Vier Millionen Euro stellt die EU für das Projekt zur Verfügung – offenbar scheint der ein oder andere Feinschmecker an den Finanzierungsplänen der europäischen Wissenschaftssförderung beteiligt zu sein. Und man will ja wirklich nicht irgendwann die immergleiche Tütensuppe löffeln müssen, weil den kleinen Produzenten die Puste ausgeht und kein Platz mehr bleibt für Tradition auf dem Teller. Man stelle sich nur eine Welt ohne Spätzle, Maultaschen oder Brezeln vor.
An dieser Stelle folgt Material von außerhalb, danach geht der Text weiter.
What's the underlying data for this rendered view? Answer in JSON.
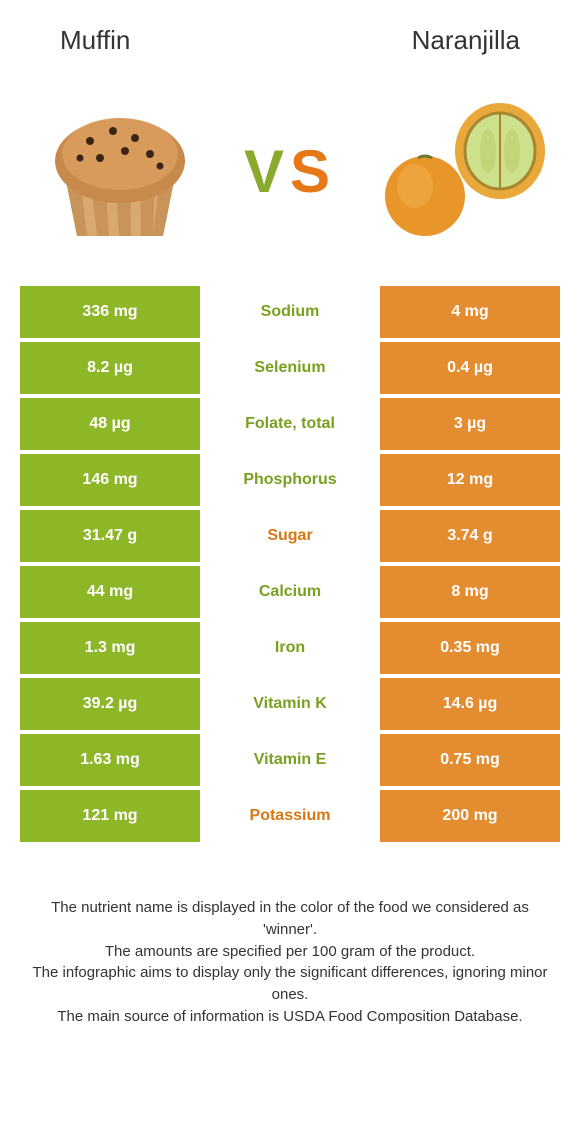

Was als traditionelles Lebensmittel zählt

Definition
Im Projekt der Uni Hohenheim gelten Lebensmittel als traditionell, wenn sie seit mindestens drei Generationen produziert werden, spezielle Eigenschaften haben, die sie von ähnlichen Produkten unterscheiden, und sie mit einer bestimmten Herkunftsregion verknüpft sind. Als erstes Land hat Österreich ein „Register der Traditionellen Lebensmittel“ bei der Weltorganisation für geistiges Eigentum eingetragen. Dort sind Name, Herstellungsweise und Herkunft etwa von 23 Käsesorten, verschiedenen Getränken oder Speiseölen vermerkt. Auch alte Nutztierrassen werden dort geführt.

Industrie
Gut eine halbe Million Menschen arbeiten hierzulande in der Lebensmittelproduktion. Sie setzt jährlich rund 175 Milliarden Euro um und stellt damit den viertgrößten Industriezweig dar. Die Branche ist geprägt von Klein- und Mittelständlern: 95 Prozent der Unternehmen haben weniger als 250 Beschäftigte. Das deutsche Lebensmittelangebot umfasst rund 170 000 Produkte.